A recently released report by Intermón Oxfam, the Spanish branch of Oxfam International, states that sexual violence is used as a tool of war by all armed parties in Colombia. The report, “Sexual Violence in Colombia: A Weapon of War,” highlights that sexual violence has been used as a tactic by the Colombian government, right-wing paramilitaries, and left-wing guerrillas and argues that sexual violence has been integrated into the decades-long violence "to the extent that it has become an integral part of the conflict." (IPS News) Human rights, peasant farmers, women’s, and Afro-Colombian groups within the country have long made the same case and mobilized against the use of rape and other forms of sexual violence.

 

Since 1964, Colombia has been embroiled in a civil war between leftist guerrillas and right-wing paramilitaries which were historically supported by the Colombian government and state. Political, social, and economic tensions resulted in widespread violence, particularly in rural areas. This has resulted in the displacement of about 10 percent of the country’s 42 million inhabitants; 60 percent of those displaced are women. 

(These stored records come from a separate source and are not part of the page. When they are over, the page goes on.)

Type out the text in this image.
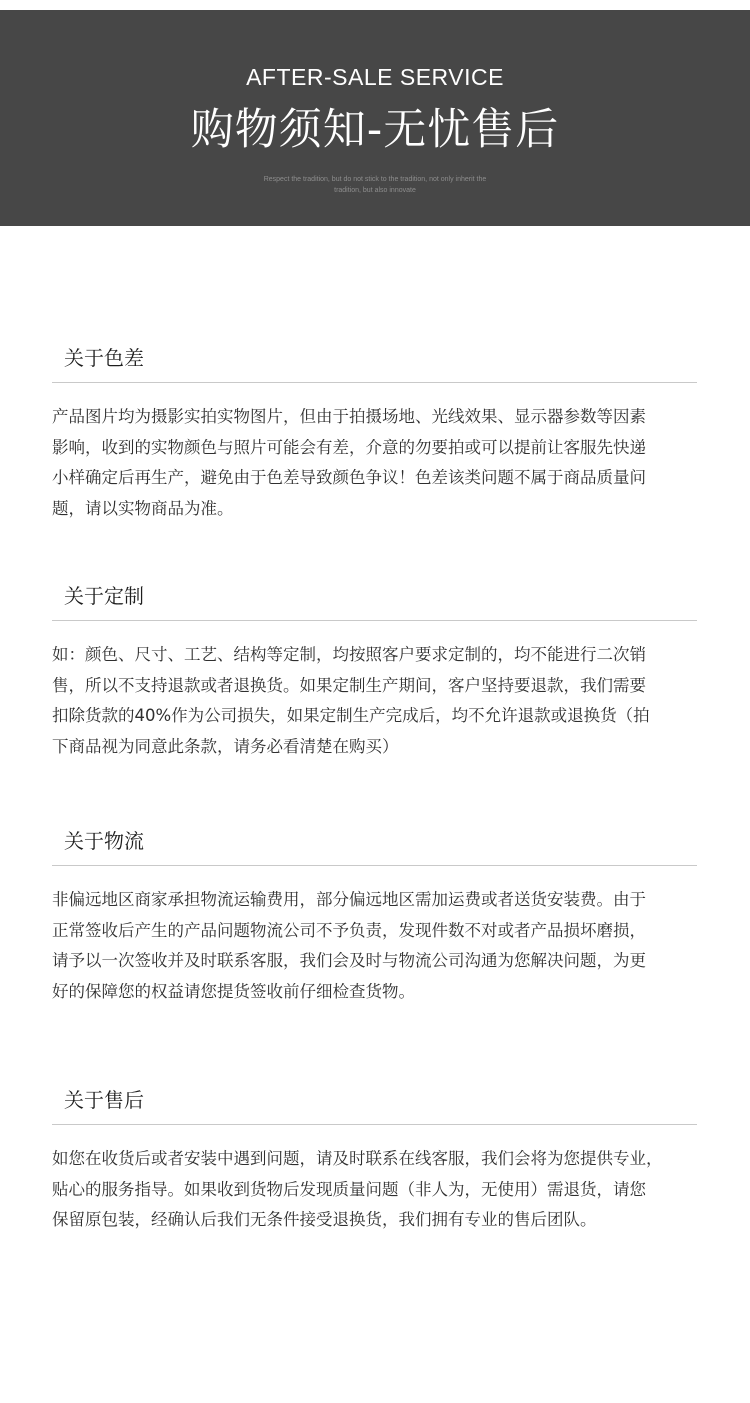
AFTER-SALE SERVICE
购物须知-无忧售后
Respect the tradition, but do not stick to the tradition, not only inherit the
tradition, but also innovate
关于色差
产品图片均为摄影实拍实物图片，但由于拍摄场地、光线效果、显示器参数等因素
影响，收到的实物颜色与照片可能会有差，介意的勿要拍或可以提前让客服先快递
小样确定后再生产，避免由于色差导致颜色争议！色差该类问题不属于商品质量问
题，请以实物商品为准。
关于定制
如：颜色、尺寸、工艺、结构等定制，均按照客户要求定制的，均不能进行二次销
售，所以不支持退款或者退换货。如果定制生产期间，客户坚持要退款，我们需要
扣除货款的40%作为公司损失，如果定制生产完成后，均不允许退款或退换货（拍
下商品视为同意此条款，请务必看清楚在购买）
关于物流
非偏远地区商家承担物流运输费用，部分偏远地区需加运费或者送货安装费。由于
正常签收后产生的产品问题物流公司不予负责，发现件数不对或者产品损坏磨损，
请予以一次签收并及时联系客服，我们会及时与物流公司沟通为您解决问题，为更
好的保障您的权益请您提货签收前仔细检查货物。
关于售后
如您在收货后或者安装中遇到问题，请及时联系在线客服，我们会将为您提供专业，
贴心的服务指导。如果收到货物后发现质量问题（非人为，无使用）需退货，请您
保留原包装，经确认后我们无条件接受退换货，我们拥有专业的售后团队。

María Eugenia Ramírez of the Bogota-based Latin American Institute for Alternative Rights stated that insecurity within Colombia can be seen through the “sexual violence, genital mutilation, harassment and forced recruitment” which, she argues, “has exacerbated the violence that women have historically faced.” (IPS News)

An upcoming report to be released by the National Network of Women, a women’s rights group in Colombia, states that “the number of human rights violations in general, and those committed by members of government security forces in particular, has tripled since 2006.” (IPS News) Earlier in 2009, the Constitutional Court of Colombia reported that 183 of 518 constitutional violations registered since 1993 were regarding sexual assault. Of these reported cases, “58 percent were attributed to paramilitary forces, 23 percent to government security forces, eight percent to insurgent groups, and the remainder to unknown perpetrators.” (IPS News)

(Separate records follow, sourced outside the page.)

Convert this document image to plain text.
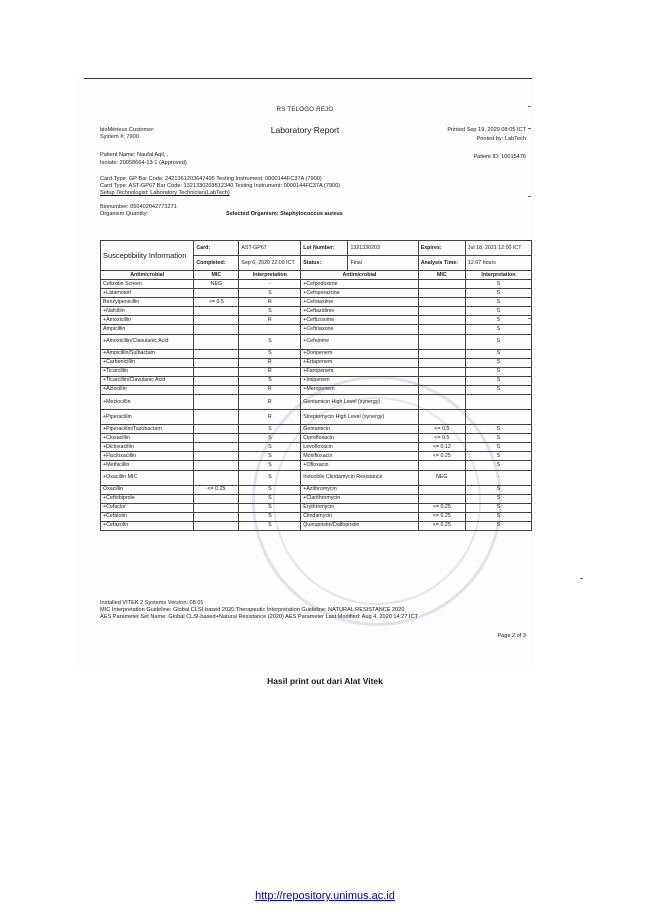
RS TELOGO REJO
Laboratory Report
bioMérieux Customer:
System #: 7900
Printed Sep 19, 2020 08:05 ICT
Printed by: LabTech
Patient Name: Naufal Aqil, ,
Isolate: 20058664-13-1 (Approved)
Patient ID: 10015476
Card Type: GP Bar Code: 2421361203647495 Testing Instrument: 0000144FC37A (7900)
Card Type: AST-GP67 Bar Code: 1321330203512340 Testing Instrument: 0000144FC37A (7900)
Setup Technologist: Laboratory Technician(LabTech)
Bionumber: 050402042773271
Organism Quantity:	Selected Organism: Staphylococcus aureus
Installed VITEK 2 Systems Version: 08.01
MIC Interpretation Guideline: Global CLSI-based 2020 Therapeutic Interpretation Guideline: NATURAL RESISTANCE 2020
AES Parameter Set Name: Global CLSI-based+Natural Resistance (2020) AES Parameter Last Modified: Aug 4, 2020 14:27 ICT
Page 2 of 3
Susceptibility Information	Card:	AST-GP67	Lot Number:	1321330203	Expires:	Jul 18, 2021 12:00 ICT
	Completed:	Sep 6, 2020 22:09 ICT	Status:	Final	Analysis Time:	12.67 hours
Antimicrobial	MIC	Interpretation	Antimicrobial		MIC	Interpretation
Cefoxitin Screen	NEG	-	+Cefpodoxime			S
+Latamoxef		S	+Cefoperazone			S
Benzylpenicillin	>= 0.5	R	+Cefotaxime			S
+Nafcillin		S	+Ceftazidime			S
+Amoxicillin		R	+Ceftizoxime			S
Ampicillin			+Ceftriaxone			S
+Amoxicillin/Clavulanic Acid		S	+Cefepime			S
+Ampicillin/Sulbactam		S	+Doripenem			S
+Carbenicillin		R	+Ertapenem			S
+Ticarcillin		R	+Faropenem			S
+Ticarcillin/Clavulanic Acid		S	+Imipenem			S
+Azlocillin		R	+Meropenem			S
+Mezlocillin		R	Gentamicin High Level (synergy)			
+Piperacillin		R	Streptomycin High Level (synergy)			
+Piperacillin/Tazobactam		S	Gentamicin		<= 0.5	S
+Cloxacillin		S	Ciprofloxacin		<= 0.5	S
+Dicloxacillin		S	Levofloxacin		<= 0.12	S
+Flucloxacillin		S	Moxifloxacin		<= 0.25	S
+Methicillin		S	+Ofloxacin			S
+Oxacillin MIC		S	Inducible Clindamycin Resistance		NEG	-
Oxacillin	<= 0.25	S	+Azithromycin			S
+Ceftobiprole		S	+Clarithromycin			S
+Cefaclor		S	Erythromycin		<= 0.25	S
+Cefalotin		S	Clindamycin		<= 0.25	S
+Cefazolin		S	Quinupristin/Dalfopristin		<= 0.25	S
Hasil print out dari Alat Vitek
http://repository.unimus.ac.id
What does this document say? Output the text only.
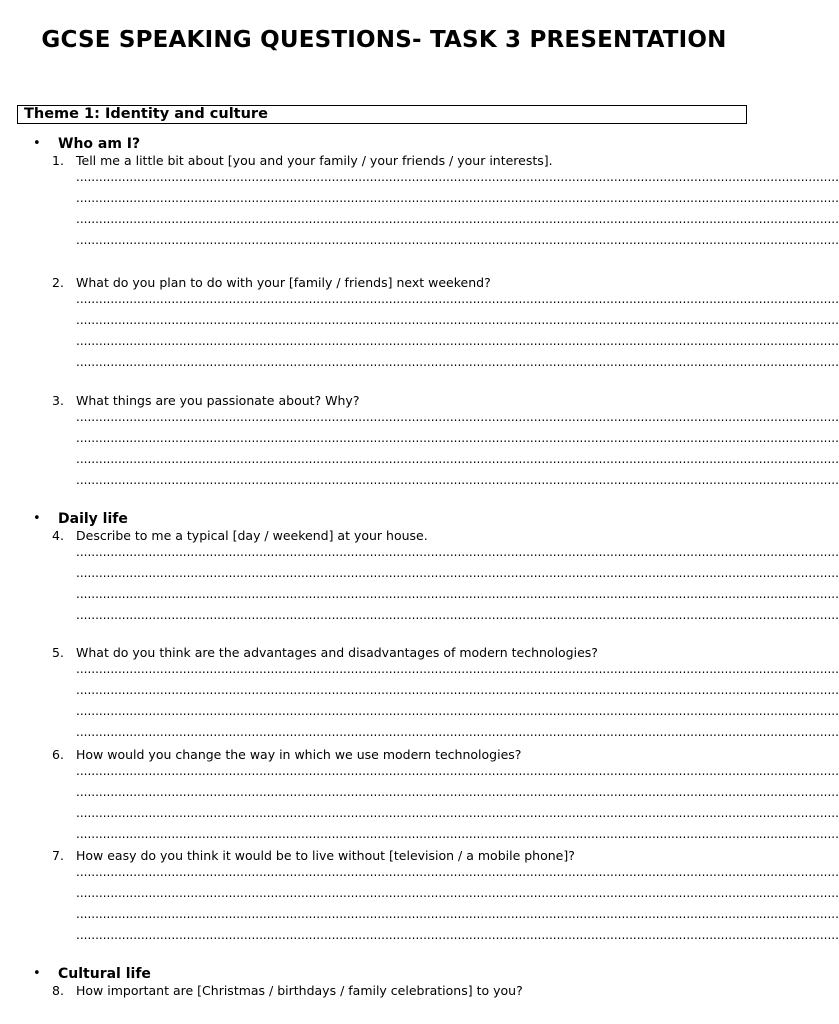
GCSE SPEAKING QUESTIONS- TASK 3 PRESENTATION
Theme 1: Identity and culture
• Who am I?
1. Tell me a little bit about [you and your family / your friends / your interests].
........................................................................................................................................................................................................
........................................................................................................................................................................................................
........................................................................................................................................................................................................
........................................................................................................................................................................................................
2. What do you plan to do with your [family / friends] next weekend?
........................................................................................................................................................................................................
........................................................................................................................................................................................................
........................................................................................................................................................................................................
........................................................................................................................................................................................................
3. What things are you passionate about? Why?
........................................................................................................................................................................................................
........................................................................................................................................................................................................
........................................................................................................................................................................................................
........................................................................................................................................................................................................
• Daily life
4. Describe to me a typical [day / weekend] at your house.
........................................................................................................................................................................................................
........................................................................................................................................................................................................
........................................................................................................................................................................................................
........................................................................................................................................................................................................
5. What do you think are the advantages and disadvantages of modern technologies?
........................................................................................................................................................................................................
........................................................................................................................................................................................................
........................................................................................................................................................................................................
........................................................................................................................................................................................................
6. How would you change the way in which we use modern technologies?
........................................................................................................................................................................................................
........................................................................................................................................................................................................
........................................................................................................................................................................................................
........................................................................................................................................................................................................
7. How easy do you think it would be to live without [television / a mobile phone]?
........................................................................................................................................................................................................
........................................................................................................................................................................................................
........................................................................................................................................................................................................
........................................................................................................................................................................................................
• Cultural life
8. How important are [Christmas / birthdays / family celebrations] to you?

Impunity for the perpetrators of these crimes remains widespread. Sisma-Mujer, a Colombian women’s rights group, stated that 97 percent of sexual violence goes unpunished. Paula San Pedro, of Intermón Oxfam, said that “there is not a single region in the country where women can feel safe," and stressed that "Afro-Colombian and indigenous women are the most vulnerable to sexual violence, given the triple discrimination they suffer because of their gender, ethnicity and poverty.” (IPS News)

Compiled from: Helda Martinez, “Colombia: Sexual Violence as a Weapon of War,” IPS News (26 October 2009).